Sidebar: Why handwriting-based PDA's won't do it 

	Personal Digital Assistants are supposed to be just what their
names imply, personal and assisting.  The PDA manufacturers would have
you believe that you can (or will be able to) take these machines with
you wherever you go, keeping notes, updating schedules, etc.  However,
today's machines have fundamentally bad interfaces for the
following reasons: 

	(1)  Small screens.  While the rest of the computer world has
been migrating to larger and larger displays so that the user has
enough room to use GUI's, the screens on PDA's have been getting
smaller and smaller.  Unfortunately, today's PDA's emphasize
portability, which forces the smaller sized screens.  Also, the
handwriting interface most of the PDA's proclaim requires enough room
for the user to write.  This provides a fundamental limit on the
physical size of the screen. 

	(2) Awkward.  All the PDA's on the current market require
unzipping, unvelcro-ing, or otherwise unpackaging the PDA when you
want to use it and then repackaging it when you are finished (while
the Newton and the GRID Palmtop are small enough to be attached to
the body, you still have to unvelcro the Newton from your pants or
take out the pen for the Palmtop).  Furthermore, almost all the PDA's
require both hands for use (one to steady the tablet, the
other to write).  This is very inconvenient whenever simple one-line
notes are required.  Also, the user has to be careful to not
damage the large LCD screen (for instance, don't put it in your
back pocket).  

	(3)  Handwriting is a bad interface.  The pen-based
manufacturers claim that pen computing provides an intuitive
interface with no training to operate.  However,
handwriting is NOT intuitive.  We spend several years in school
learning how to form our letters properly (some of us never learned).
The pen manufacturers claim that this is still a lowest common
denominator that is taught in the schools, and we can assume users
will know how to write.  However, in today's elementary schools,
children are also being taught how to type.  In fact, some claim
that by the time today's first graders graduate, they will have
typed 40,000 lines of code!  Handwriting is not the wave of the
future, it is the wave of the past. 
 	Assume then that handwriting recognition is a temporary
measure (which many manufacturers claim, since speech recognition is
now foreseeable).  However, today's handwriting recognition simply does
not work well.  To get any useful work out of a handwriting system
requires both user and computer training.  So much for the walk-up
interface!  Pen manufacturers claim that this will improve with time,
and indeed it will.  Many research efforts in the area are now
beginning to bear fruit.  However, good handwriting recognition
(writing a cursive paragraph with only one or two recognition
mistakes) still requires most of the processing power of today's top
workstations.  With this amount of power, adequate speech recognition
can be run just as easily!  Why write when you can just talk?   

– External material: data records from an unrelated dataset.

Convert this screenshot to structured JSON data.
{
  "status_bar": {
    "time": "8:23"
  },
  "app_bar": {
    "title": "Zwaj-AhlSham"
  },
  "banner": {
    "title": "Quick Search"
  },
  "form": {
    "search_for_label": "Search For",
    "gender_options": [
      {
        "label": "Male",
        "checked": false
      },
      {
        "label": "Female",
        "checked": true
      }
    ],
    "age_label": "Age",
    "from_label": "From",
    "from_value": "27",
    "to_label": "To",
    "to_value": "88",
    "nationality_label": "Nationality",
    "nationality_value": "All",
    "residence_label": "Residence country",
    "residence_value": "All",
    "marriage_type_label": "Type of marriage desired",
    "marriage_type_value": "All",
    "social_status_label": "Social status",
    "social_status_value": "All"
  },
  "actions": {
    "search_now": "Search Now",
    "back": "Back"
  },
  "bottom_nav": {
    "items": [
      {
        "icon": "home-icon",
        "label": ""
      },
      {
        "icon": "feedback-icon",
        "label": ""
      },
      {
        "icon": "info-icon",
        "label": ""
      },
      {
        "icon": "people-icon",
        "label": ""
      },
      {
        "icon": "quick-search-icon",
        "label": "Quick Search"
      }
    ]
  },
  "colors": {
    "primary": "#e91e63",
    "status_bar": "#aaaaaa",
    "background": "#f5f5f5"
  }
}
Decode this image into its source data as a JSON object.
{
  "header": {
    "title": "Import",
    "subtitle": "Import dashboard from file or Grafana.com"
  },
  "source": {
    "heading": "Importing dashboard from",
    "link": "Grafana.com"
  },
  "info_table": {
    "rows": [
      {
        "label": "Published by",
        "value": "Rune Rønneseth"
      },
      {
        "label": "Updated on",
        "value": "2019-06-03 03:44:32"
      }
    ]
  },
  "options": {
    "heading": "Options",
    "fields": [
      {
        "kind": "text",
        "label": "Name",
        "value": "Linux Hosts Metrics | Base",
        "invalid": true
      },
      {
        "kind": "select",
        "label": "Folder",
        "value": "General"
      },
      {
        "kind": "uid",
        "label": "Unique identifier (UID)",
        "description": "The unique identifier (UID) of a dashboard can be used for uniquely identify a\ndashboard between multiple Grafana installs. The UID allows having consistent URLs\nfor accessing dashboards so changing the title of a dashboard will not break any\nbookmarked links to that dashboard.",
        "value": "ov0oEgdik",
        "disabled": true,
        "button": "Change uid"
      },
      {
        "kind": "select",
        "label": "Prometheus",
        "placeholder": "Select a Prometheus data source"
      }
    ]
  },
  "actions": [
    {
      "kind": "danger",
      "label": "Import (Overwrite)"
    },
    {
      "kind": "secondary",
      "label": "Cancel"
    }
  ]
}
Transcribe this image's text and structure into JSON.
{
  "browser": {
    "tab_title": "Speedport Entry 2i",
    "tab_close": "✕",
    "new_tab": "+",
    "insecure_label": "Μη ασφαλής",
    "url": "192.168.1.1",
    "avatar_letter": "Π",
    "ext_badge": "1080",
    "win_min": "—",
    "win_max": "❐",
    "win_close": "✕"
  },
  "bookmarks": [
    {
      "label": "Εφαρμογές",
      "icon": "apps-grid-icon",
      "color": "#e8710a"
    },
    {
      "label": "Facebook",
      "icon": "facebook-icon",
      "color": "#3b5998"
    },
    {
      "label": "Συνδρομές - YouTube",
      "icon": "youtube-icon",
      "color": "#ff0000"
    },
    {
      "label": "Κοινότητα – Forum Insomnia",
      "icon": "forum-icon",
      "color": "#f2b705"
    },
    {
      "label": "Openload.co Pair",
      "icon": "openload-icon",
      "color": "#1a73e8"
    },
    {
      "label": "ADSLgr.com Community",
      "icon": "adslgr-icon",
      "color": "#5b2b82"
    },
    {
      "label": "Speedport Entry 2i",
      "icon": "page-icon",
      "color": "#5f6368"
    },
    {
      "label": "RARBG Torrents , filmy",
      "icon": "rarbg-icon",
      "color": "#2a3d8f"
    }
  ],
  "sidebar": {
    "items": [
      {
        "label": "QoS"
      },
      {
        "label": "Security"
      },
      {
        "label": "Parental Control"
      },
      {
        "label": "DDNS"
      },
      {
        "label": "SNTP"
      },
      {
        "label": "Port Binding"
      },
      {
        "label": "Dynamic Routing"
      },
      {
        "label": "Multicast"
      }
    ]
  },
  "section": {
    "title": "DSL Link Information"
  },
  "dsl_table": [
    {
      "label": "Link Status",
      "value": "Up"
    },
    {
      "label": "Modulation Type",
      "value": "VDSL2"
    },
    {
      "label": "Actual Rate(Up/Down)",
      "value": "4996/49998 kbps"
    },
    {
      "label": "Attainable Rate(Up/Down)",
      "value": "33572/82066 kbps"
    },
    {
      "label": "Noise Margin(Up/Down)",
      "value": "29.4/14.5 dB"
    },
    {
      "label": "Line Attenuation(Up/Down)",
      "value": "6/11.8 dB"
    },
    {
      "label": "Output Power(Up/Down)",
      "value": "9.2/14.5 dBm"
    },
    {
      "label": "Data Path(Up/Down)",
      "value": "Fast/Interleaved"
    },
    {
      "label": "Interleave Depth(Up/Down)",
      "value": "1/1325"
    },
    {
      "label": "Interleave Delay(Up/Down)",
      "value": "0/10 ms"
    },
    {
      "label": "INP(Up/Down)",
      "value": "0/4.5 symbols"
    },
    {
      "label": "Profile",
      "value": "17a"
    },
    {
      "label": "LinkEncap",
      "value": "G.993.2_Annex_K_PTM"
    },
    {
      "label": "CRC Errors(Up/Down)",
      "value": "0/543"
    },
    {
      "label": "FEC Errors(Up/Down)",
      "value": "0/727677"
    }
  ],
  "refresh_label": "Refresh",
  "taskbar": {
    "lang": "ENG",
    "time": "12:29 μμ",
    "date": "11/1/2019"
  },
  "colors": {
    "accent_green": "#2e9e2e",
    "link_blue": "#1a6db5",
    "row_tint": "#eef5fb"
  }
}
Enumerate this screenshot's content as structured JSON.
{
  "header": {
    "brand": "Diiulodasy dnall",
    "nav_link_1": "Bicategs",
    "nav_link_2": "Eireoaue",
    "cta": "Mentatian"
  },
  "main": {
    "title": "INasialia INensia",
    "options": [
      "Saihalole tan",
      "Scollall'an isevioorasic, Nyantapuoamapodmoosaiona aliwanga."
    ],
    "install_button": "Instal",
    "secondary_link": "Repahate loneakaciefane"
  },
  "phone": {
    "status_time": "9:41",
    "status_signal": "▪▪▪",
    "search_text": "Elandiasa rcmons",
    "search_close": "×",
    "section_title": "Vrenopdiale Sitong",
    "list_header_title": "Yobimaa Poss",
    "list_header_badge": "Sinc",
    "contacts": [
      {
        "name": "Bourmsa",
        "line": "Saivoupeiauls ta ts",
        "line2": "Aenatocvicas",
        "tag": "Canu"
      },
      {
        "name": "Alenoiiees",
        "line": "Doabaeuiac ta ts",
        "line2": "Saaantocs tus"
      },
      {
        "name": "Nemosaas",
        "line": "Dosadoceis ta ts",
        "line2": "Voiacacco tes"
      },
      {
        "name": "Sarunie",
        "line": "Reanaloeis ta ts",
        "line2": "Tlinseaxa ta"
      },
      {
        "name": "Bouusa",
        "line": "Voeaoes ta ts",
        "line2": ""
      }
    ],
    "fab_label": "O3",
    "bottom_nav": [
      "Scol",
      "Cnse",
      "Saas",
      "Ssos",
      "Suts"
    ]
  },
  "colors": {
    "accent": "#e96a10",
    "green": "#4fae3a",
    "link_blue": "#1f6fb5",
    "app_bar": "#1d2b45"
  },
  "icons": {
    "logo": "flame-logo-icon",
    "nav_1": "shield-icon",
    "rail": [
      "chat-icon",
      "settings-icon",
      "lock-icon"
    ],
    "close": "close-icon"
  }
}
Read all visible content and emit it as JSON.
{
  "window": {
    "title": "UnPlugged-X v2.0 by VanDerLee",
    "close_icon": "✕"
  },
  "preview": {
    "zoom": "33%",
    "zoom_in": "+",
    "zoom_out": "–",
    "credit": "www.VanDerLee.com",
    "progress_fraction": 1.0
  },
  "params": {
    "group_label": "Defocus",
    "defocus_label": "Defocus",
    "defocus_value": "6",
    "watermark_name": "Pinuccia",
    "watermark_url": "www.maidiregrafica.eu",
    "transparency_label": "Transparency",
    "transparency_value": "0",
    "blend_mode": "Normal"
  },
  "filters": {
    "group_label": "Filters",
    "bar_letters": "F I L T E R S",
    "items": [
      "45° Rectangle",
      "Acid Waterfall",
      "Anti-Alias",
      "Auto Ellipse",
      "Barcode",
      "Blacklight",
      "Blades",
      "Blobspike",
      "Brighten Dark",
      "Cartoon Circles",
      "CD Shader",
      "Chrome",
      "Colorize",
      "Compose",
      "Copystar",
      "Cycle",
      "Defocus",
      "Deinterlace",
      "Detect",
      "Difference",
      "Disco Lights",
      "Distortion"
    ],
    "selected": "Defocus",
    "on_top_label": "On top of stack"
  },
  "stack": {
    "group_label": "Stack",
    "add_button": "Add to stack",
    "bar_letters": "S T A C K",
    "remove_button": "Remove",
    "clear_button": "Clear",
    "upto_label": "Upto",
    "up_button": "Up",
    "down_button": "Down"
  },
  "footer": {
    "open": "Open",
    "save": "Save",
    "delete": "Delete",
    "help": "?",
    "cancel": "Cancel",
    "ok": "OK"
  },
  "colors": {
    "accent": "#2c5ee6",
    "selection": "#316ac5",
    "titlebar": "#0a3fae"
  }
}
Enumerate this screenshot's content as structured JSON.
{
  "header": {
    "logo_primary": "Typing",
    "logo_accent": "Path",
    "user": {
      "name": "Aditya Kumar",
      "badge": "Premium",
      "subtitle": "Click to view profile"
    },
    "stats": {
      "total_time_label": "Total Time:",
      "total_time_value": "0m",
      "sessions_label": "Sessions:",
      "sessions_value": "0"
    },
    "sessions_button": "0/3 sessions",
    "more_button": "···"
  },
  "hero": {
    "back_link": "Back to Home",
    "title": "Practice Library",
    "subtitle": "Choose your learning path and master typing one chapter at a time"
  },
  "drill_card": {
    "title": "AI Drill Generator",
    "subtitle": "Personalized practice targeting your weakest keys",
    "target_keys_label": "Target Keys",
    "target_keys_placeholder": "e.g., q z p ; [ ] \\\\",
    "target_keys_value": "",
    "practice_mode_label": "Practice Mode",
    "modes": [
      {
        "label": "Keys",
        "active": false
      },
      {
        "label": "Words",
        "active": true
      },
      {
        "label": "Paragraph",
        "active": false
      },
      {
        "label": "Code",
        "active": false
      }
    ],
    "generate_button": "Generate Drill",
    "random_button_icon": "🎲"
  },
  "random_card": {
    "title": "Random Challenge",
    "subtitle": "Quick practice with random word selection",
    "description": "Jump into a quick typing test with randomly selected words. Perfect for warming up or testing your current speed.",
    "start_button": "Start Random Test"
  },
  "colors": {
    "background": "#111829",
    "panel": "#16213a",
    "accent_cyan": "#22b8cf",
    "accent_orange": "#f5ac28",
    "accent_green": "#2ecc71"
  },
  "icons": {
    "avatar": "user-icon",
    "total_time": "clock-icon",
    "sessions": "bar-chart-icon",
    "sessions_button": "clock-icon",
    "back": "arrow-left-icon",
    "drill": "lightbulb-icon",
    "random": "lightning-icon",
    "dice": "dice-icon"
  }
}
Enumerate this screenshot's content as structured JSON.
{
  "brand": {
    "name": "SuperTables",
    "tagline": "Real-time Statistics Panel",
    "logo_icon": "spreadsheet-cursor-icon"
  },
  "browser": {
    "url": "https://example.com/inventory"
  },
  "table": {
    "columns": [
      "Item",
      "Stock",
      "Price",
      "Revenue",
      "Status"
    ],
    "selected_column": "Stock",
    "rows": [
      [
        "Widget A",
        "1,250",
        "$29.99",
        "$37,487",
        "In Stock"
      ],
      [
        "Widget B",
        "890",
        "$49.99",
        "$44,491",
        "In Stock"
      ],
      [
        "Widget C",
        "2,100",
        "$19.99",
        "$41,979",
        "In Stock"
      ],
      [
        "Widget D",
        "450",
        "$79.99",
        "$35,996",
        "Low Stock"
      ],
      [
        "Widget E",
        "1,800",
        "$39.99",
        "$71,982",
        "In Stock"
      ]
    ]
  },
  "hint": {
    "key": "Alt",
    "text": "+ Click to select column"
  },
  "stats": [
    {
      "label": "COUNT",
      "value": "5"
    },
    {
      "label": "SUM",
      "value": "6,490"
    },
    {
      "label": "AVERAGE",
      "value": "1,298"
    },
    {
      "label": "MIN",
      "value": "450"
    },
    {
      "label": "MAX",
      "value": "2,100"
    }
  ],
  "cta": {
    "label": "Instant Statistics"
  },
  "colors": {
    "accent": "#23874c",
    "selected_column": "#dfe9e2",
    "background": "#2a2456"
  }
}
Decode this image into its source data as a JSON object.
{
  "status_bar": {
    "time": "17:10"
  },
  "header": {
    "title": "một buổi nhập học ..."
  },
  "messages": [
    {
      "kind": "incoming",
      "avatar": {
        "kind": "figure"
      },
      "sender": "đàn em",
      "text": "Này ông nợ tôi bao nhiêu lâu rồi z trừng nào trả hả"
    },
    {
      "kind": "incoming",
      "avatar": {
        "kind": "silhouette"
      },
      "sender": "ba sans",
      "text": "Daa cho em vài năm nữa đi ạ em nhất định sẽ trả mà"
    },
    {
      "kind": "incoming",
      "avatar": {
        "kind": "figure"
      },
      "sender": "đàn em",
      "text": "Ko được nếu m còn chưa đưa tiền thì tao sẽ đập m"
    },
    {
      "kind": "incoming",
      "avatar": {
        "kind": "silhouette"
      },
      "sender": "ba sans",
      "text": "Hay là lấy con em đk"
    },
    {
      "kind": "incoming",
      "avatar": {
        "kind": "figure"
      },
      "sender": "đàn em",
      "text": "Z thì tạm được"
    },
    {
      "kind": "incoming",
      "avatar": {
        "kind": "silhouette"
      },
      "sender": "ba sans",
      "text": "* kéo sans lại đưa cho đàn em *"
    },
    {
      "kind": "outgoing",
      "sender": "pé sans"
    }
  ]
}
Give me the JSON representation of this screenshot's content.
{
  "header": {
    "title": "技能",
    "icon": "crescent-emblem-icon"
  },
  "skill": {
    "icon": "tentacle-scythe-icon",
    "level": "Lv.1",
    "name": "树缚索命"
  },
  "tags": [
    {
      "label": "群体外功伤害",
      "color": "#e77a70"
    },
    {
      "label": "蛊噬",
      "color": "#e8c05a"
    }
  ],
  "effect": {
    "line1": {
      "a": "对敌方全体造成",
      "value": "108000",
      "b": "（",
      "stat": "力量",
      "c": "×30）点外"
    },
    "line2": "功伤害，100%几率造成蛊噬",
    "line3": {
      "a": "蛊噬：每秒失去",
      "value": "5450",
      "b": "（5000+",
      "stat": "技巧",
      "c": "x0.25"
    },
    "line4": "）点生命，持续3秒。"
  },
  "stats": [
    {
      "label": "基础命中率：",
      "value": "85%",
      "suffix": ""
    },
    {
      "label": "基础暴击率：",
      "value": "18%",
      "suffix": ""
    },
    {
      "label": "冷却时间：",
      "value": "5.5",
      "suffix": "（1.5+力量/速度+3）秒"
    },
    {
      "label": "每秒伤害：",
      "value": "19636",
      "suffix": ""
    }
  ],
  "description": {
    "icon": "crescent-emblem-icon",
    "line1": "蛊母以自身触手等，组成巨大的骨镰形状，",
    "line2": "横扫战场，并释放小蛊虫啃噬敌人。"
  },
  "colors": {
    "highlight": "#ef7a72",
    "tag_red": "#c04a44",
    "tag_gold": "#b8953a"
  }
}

	Even if one ignores the previous two objections to
handwriting recognition, there is still a more basic problem.
Handwriting is just too slow.  Even assuming perfect, immediate
recognition of handwriting, typing is faster for transferring
information from a user to a computer.  Of course, speech recognition
is still faster than either handwriting or typing (in general). 
 However, even assuming cheap, fast speech recognition, there will be
times when speech is not convenient (privacy or when already talking
with others).  Even in a speech recognition future, keyboarding will
still be useful by allowing another, possibly parallel, mode of
communication between human and computer.